Stars are ubiquitous; the Sun and Moon are singletons. The Sun and the Moon visually dominate the sky. They change in the amount of light they produce, either monthly or yearly. They also rhythmically change how they embrace the horizon, creating a measure of time and seasons. In contrast, the stars are many and their light is small. Their place in the sky is fixed and, ignoring precession, their relationship to the horizon is constant, always rising or setting at the same point. They are different in almost every way to the luminaries, in their multiplicity, light, fixed spatial relationship to each other and fixity in a landscape.

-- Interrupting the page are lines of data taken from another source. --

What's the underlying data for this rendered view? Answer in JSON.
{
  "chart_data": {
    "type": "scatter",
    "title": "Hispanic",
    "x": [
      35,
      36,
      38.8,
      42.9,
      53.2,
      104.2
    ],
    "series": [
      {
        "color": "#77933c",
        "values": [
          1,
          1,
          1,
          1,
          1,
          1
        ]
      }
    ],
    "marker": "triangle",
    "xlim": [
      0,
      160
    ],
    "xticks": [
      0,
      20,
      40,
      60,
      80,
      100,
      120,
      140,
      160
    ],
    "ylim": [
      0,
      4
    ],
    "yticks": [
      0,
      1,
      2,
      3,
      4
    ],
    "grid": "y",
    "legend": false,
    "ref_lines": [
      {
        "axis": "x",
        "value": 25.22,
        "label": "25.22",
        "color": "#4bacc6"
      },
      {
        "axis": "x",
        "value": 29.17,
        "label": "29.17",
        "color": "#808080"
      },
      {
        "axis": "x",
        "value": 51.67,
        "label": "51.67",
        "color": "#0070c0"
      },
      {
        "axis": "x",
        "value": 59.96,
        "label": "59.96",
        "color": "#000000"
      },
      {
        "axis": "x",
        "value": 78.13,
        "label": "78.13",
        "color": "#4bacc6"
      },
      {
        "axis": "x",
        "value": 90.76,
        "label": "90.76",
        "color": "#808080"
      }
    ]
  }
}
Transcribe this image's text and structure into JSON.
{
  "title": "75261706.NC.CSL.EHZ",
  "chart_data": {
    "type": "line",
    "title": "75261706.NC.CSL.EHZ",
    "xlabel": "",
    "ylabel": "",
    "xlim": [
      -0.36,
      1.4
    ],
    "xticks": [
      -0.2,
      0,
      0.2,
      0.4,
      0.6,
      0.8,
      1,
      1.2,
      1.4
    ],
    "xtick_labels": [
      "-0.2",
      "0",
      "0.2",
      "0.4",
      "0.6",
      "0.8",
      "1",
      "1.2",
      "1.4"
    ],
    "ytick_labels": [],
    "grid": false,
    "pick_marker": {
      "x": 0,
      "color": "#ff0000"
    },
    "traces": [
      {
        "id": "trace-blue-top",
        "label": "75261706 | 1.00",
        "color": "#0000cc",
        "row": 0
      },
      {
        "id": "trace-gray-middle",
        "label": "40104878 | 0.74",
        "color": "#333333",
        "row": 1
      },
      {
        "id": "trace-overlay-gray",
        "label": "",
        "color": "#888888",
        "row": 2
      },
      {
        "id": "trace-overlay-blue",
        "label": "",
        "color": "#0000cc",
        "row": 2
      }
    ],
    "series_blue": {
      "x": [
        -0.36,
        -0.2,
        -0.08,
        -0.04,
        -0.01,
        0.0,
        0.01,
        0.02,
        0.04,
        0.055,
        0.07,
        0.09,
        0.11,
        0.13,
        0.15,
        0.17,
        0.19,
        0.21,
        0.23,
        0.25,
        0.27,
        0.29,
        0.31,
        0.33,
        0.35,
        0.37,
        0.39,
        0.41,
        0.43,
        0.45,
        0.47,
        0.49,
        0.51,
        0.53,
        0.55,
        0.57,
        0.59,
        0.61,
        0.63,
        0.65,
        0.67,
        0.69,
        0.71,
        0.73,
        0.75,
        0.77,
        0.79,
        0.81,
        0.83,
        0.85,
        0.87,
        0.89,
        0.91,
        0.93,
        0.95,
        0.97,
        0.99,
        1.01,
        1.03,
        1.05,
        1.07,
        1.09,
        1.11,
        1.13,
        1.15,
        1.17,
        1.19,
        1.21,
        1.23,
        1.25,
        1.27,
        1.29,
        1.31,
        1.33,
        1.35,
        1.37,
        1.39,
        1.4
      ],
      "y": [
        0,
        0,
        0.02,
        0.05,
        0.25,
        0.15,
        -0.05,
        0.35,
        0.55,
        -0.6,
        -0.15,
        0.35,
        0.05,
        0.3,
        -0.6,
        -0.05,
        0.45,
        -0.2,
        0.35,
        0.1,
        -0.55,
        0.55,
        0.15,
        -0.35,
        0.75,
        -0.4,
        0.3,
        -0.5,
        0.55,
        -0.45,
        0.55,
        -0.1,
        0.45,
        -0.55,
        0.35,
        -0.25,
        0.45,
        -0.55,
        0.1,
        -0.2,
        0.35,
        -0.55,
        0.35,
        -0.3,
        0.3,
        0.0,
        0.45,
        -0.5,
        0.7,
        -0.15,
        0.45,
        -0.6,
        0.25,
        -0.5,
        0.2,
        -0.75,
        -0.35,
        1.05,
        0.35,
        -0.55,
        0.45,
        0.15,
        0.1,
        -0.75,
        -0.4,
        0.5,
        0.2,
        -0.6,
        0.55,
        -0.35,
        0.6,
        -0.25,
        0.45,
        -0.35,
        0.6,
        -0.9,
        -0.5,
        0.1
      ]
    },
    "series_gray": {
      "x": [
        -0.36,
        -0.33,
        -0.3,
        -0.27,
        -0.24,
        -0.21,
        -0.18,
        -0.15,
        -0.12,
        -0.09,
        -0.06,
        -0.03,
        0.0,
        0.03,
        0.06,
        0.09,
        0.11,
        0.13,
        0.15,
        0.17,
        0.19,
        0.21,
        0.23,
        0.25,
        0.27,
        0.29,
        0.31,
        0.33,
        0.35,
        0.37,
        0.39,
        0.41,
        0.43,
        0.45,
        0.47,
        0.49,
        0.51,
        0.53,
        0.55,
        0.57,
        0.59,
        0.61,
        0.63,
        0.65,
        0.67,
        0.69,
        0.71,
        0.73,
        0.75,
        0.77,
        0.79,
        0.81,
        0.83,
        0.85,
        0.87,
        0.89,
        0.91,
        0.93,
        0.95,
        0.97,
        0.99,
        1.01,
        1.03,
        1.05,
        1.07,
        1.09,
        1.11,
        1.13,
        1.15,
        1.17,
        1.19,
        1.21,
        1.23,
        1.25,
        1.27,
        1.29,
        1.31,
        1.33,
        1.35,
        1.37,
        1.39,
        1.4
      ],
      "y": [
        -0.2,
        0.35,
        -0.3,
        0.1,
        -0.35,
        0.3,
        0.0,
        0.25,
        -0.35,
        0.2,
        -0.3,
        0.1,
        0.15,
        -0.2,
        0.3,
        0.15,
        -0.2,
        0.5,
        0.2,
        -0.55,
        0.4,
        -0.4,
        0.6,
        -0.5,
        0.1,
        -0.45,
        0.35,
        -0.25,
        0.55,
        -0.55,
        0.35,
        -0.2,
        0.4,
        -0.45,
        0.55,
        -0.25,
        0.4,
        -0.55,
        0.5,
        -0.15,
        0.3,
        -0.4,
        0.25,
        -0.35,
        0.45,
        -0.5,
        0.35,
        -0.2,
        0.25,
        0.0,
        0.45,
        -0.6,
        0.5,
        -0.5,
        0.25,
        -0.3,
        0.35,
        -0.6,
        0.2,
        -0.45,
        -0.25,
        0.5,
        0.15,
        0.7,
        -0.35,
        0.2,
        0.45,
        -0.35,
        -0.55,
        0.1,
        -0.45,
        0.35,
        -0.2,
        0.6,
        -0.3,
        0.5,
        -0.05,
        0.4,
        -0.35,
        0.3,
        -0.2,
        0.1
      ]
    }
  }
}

These distinct characteristics mean that the stars are a catalyst for sky narratives quite different from those of the luminaries. The most easily recognisable stellar sky narratives are the constellation stories. The multiplicity of the stars produces a scattering of lights across the night sky according to a fixed pattern which, to the human mind - with its apophenia, the tendency to see patterns - results in the heavens becoming a vast storyboard of constellations and clusters. These stories are placed on bright stars, dim stars, coloured stars, dark gaps or voids, and milky hazes. Every spot of the dome of the heavens holds some culture's myth, some culture's cosmic narrative, and every visible place in the dome of the heavens has been claimed by most cultures. Their consistency of movement and fixedness in orientation to each other, however, also offer humanity something quite unique: a view of eternity.